Tammy Cromer-Campbell is an award winning American photographer best known for her work as a social documentary photographer and speaker. Cromer-Campbell received her Associates of Applied Arts degree in commercial photography from Kilgore College, Kilgore, Texas under the direction of O. Rufus Lovett. She continued her education by taking workshops from the masters in photography, such as Arnold Newman, Ruth Bernhard, Michael Kenna, Keith Carter, John Sexton, and others. The University of North Texas Press published, Fruit of the Orchard/Environmental Justice in East Texas. She’s received many honors and awards including Blue Earth s first ever cash grant, in 1999, for Fruit of the Orchard. Her work’s included in public and private collections internationally such as the Museum of Fine Arts, Houston, the Museet for Fotocunst, Belgium, and others. Fruit of the Orchard won a 1st Place under entertainment and culture in the Green Dot Awards and Cromer-Campbell is a 2009 National Women’s History Project Honoree for the Women Taking the Lead to Save Our Planet. Her work is one of the 10 masters featured on the Holga Inspire website http://www.holgainspire.com
FACING CLIMATE CHANGE
Illustrating Global Change through Local People
Benjamin Drummond with multimedia stories by Sara Joy Steele
Climate change is a global problem, but every community has a local story. Whether the impacts are direct or make existing challenges worse, these are the stories society needs to know. We have to learn them from each other, see them in the news, make art about them and discuss them in our schools. After all, people cause, face the consequences of, and must collectively stop this climate crisis. But to mobilize global effort we must generate local will.

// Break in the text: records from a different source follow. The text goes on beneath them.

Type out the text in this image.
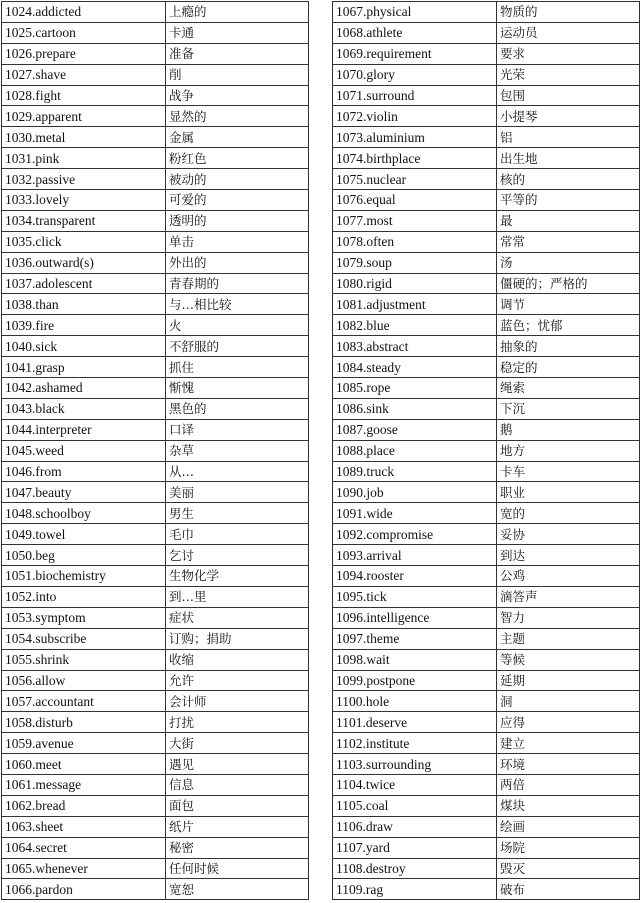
1024.addicted	上瘾的
1025.cartoon	卡通
1026.prepare	准备
1027.shave	削
1028.fight	战争
1029.apparent	显然的
1030.metal	金属
1031.pink	粉红色
1032.passive	被动的
1033.lovely	可爱的
1034.transparent	透明的
1035.click	单击
1036.outward(s)	外出的
1037.adolescent	青春期的
1038.than	与…相比较
1039.fire	火
1040.sick	不舒服的
1041.grasp	抓住
1042.ashamed	惭愧
1043.black	黑色的
1044.interpreter	口译
1045.weed	杂草
1046.from	从…
1047.beauty	美丽
1048.schoolboy	男生
1049.towel	毛巾
1050.beg	乞讨
1051.biochemistry	生物化学
1052.into	到…里
1053.symptom	症状
1054.subscribe	订购；捐助
1055.shrink	收缩
1056.allow	允许
1057.accountant	会计师
1058.disturb	打扰
1059.avenue	大街
1060.meet	遇见
1061.message	信息
1062.bread	面包
1063.sheet	纸片
1064.secret	秘密
1065.whenever	任何时候
1066.pardon	宽恕
1067.physical	物质的
1068.athlete	运动员
1069.requirement	要求
1070.glory	光荣
1071.surround	包围
1072.violin	小提琴
1073.aluminium	铝
1074.birthplace	出生地
1075.nuclear	核的
1076.equal	平等的
1077.most	最
1078.often	常常
1079.soup	汤
1080.rigid	僵硬的；严格的
1081.adjustment	调节
1082.blue	蓝色；忧郁
1083.abstract	抽象的
1084.steady	稳定的
1085.rope	绳索
1086.sink	下沉
1087.goose	鹅
1088.place	地方
1089.truck	卡车
1090.job	职业
1091.wide	宽的
1092.compromise	妥协
1093.arrival	到达
1094.rooster	公鸡
1095.tick	滴答声
1096.intelligence	智力
1097.theme	主题
1098.wait	等候
1099.postpone	延期
1100.hole	洞
1101.deserve	应得
1102.institute	建立
1103.surrounding	环境
1104.twice	两倍
1105.coal	煤块
1106.draw	绘画
1107.yard	场院
1108.destroy	毁灭
1109.rag	破布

Facing Climate Change is a long-term documentary project that tells the story of global change through local people. From semi-nomadic reindeer herdsmen in the Arctic to wildfire fighters of the American West, Benj and Sara use photography and multimedia to document the lives of people around the world as they confront and adapt to the complex issues surrounding global warming. This project began with a series of stories about Sámi reindeer herders in Norway, volunteer glacier monitors from Iceland and fishermen of the North Atlantic. Benj and Sara are currently working in the American West.

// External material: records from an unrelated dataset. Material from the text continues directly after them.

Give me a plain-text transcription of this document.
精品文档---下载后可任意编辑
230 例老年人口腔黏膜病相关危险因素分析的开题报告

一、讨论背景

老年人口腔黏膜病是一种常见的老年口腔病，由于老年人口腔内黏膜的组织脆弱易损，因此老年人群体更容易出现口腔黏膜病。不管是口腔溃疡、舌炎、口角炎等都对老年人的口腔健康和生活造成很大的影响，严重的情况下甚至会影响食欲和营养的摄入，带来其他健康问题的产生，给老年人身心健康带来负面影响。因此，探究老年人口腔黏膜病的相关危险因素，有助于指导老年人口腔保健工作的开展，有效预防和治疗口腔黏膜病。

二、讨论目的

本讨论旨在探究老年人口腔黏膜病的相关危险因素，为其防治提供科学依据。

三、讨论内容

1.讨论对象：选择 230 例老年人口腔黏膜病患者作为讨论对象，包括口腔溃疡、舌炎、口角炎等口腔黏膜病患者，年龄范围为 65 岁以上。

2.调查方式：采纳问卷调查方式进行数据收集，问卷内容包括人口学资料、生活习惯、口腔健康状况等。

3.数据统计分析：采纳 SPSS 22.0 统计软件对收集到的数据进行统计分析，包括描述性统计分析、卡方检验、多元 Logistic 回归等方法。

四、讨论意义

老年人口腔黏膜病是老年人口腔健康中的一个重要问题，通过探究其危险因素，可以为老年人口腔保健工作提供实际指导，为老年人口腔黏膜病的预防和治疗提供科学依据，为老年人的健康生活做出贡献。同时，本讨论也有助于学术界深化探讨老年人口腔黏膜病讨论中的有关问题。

As a documentary team, Benjamin Drummond and Sara Joy Steele have been telling stories about people, nature and climate change for almost a decade. Over the last two years their personal project, Facing Climate Change, has been featured in Photo District News, Orion Magazine and Mother Jones, in exhibitions from the Ansel Adams / Mumm Napa Fine Art Gallery to Houston Center for Photography, and as a multimedia presentation shown at a variety of venues, from colleges and prisons to art galleries. Their work has been awarded Nau’s Grant for Change, a Blue Earth Lottery Project Grant, and the Our World Portfolio Review Orion/Photo Award. Benj and Sara are currently based in Seattle, Washington.